Der Teil, der sich dem Theater widmet, beschränkt sich im Gegensatz zu den anderen drei Teilen auf die Entwicklung nach 1945. Er nimmt vor allem das Wechselspiel zwischen lokalen und regionalen Instanzen und dem Staat im Zuge der Dezentralisierungsanstrengungen und den daraus hervorgegangenen neuen institutionellen Strukturen im Theaterbereich in den Blick. Pascale Goetschel betrachtet dabei das 1946 im Elsass geschaffene Centre Dramatique de l'Est, das zwar auf Initiative der Städte Mulhouse, Colmar und Strasbourg entstand, das der Staat aber zugleich intensiv finanziell förderte und als Vorbild für weitere derartige Unternehmen in anderen Landesteilen verstand. Serge Reneau betrachtet am Beispiel des Kulturhauses von Le Havre die kulturelle Zusammenarbeit und die konfligierenden Ansätze von Stadt und Staat. Die Verschränkung von kulturellen Innovationen und politischen Gegensätzen wird von Serge Proust am Beispiel des Festivals von Avignon untersucht. Alice Blondel stellt das Ineinandergreifen von staatlicher und städtischer Kulturpolitik anhand der Centres dramatiques nationaux (CDN) und der Scénes nationales dar, die eine zentrale Stellung in der aktuellen französischen Theaterpolitik einnehmen. Während der Staat mit den CDN vor allem auf eine künstlerisch hochwertige kreative Theaterlandschaft in der Provinz zielt, streben die lokalen Akteure mit dem Theater vor allem lokale Identifikationsstiftung und breite Akzeptanz beim Publikum an. Diese unterschiedlichen Interessen und auch der begrenzte Interventionsspielraum in die künstlerische Leitung stärken die Position der jeweiligen Direktoren, die großen Handlungsspielraum besitzen.

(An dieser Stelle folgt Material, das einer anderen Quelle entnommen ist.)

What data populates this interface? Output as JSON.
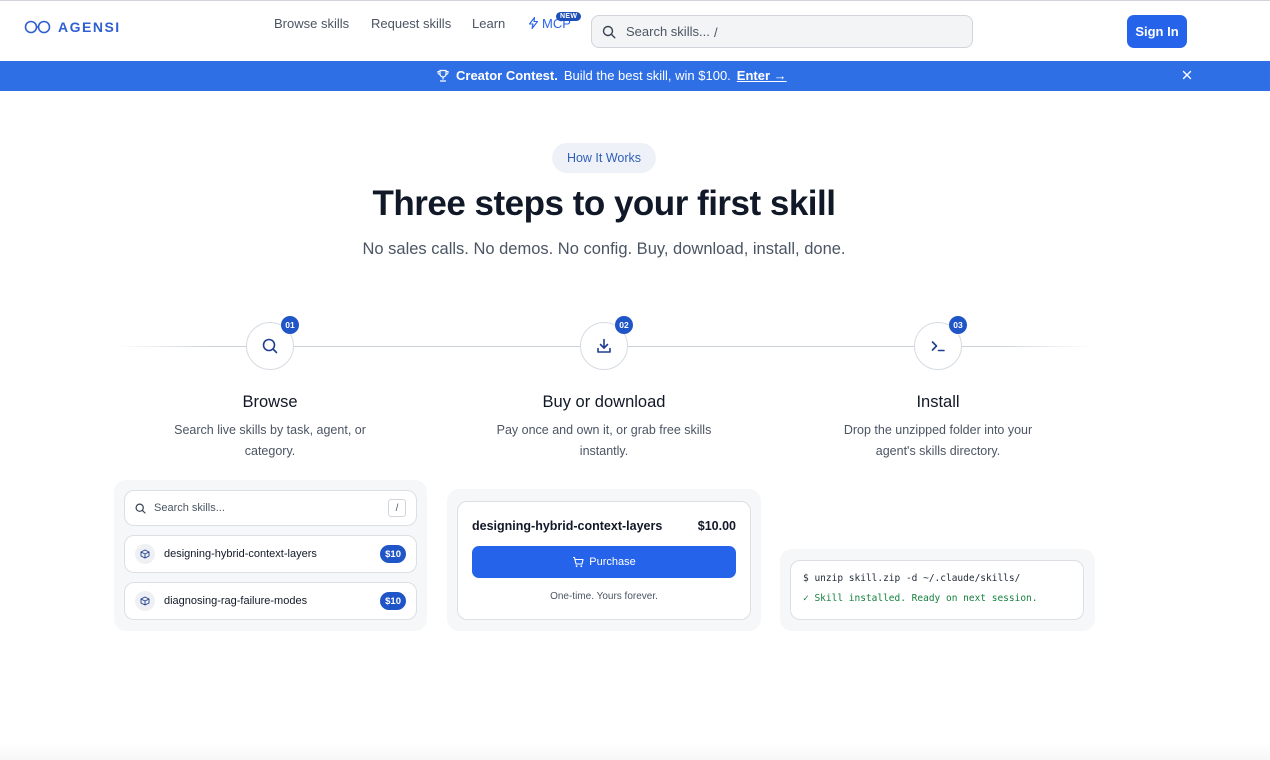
{
  "brand": {
    "name": "AGENSI"
  },
  "nav": {
    "browse": "Browse skills",
    "request": "Request skills",
    "learn": "Learn",
    "mcp": "MCP",
    "mcp_badge": "NEW"
  },
  "search": {
    "placeholder": "Search skills...",
    "shortcut": "/"
  },
  "signin_label": "Sign In",
  "banner": {
    "title": "Creator Contest.",
    "text": "Build the best skill, win $100.",
    "link": "Enter →"
  },
  "hero": {
    "pill": "How It Works",
    "title": "Three steps to your first skill",
    "subtitle": "No sales calls. No demos. No config. Buy, download, install, done."
  },
  "steps": [
    {
      "num": "01",
      "title": "Browse",
      "desc": "Search live skills by task, agent, or category.",
      "icon": "search-icon"
    },
    {
      "num": "02",
      "title": "Buy or download",
      "desc": "Pay once and own it, or grab free skills instantly.",
      "icon": "download-icon"
    },
    {
      "num": "03",
      "title": "Install",
      "desc": "Drop the unzipped folder into your agent's skills directory.",
      "icon": "terminal-icon"
    }
  ],
  "browse_demo": {
    "search_placeholder": "Search skills...",
    "shortcut": "/",
    "items": [
      {
        "name": "designing-hybrid-context-layers",
        "price": "$10"
      },
      {
        "name": "diagnosing-rag-failure-modes",
        "price": "$10"
      }
    ]
  },
  "buy_demo": {
    "name": "designing-hybrid-context-layers",
    "price": "$10.00",
    "button": "Purchase",
    "note": "One-time. Yours forever."
  },
  "install_demo": {
    "command": "$ unzip skill.zip -d ~/.claude/skills/",
    "output": "✓ Skill installed. Ready on next session."
  },
  "colors": {
    "accent": "#2563eb",
    "banner": "#2f6fe6",
    "badge": "#2055c8"
  }
}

Der Abschnitt, der sich der Feier- und Erinnerungskultur zuwendet, fasst drei Aufsätze zusammen, die die Verknüpfung von kulturellen Inszenierungen mit politischen Zielsetzungen behandeln. Olivier Ihl macht das an der Praxis der Straßenbenennung insbesondere im 19. Jahrhundert, Christophe Dubois an der politischen Instrumentalisierung eines katholischen Festes in Lyon und Patrick Garcia anhand der Feiern zum zweihundersten Jahrestag der Französischen Revolution in den französischen Provinzstädten deutlich. Allerdings wird auch die unterschiedliche Wertigkeit und damit Haltbarkeit bestimmter Traditionsbestände deutlich: Während die Französische Revolution nämlich auch 200 Jahre danach noch das politische Lager polarisiert, was an der unterschiedlichen Höhe der Subventionen für die Feierlichkeiten zum bicentenaire deutlich wird, die von rechten bzw. linken Departementsverwaltungen bewilligt werden, gerät die antirepublikanische Ausrichtung des ursprünglich katholischen Lyoner Festes nach 1945 in Vergessenheit. Das Fest wird erst zu einem kommerziellen Ereignis und schließlich sogar Teil einer städtischen Imagekampagne. Lässt das schon den allgemeinen Schluss zu, dass sich politische Konflikte zugunsten von Identifikationsbedürfnissen allmählich auflösen, wie dies Jean-Clément Martin in seiner Einleitung zu diesem Abschnitt andeutet?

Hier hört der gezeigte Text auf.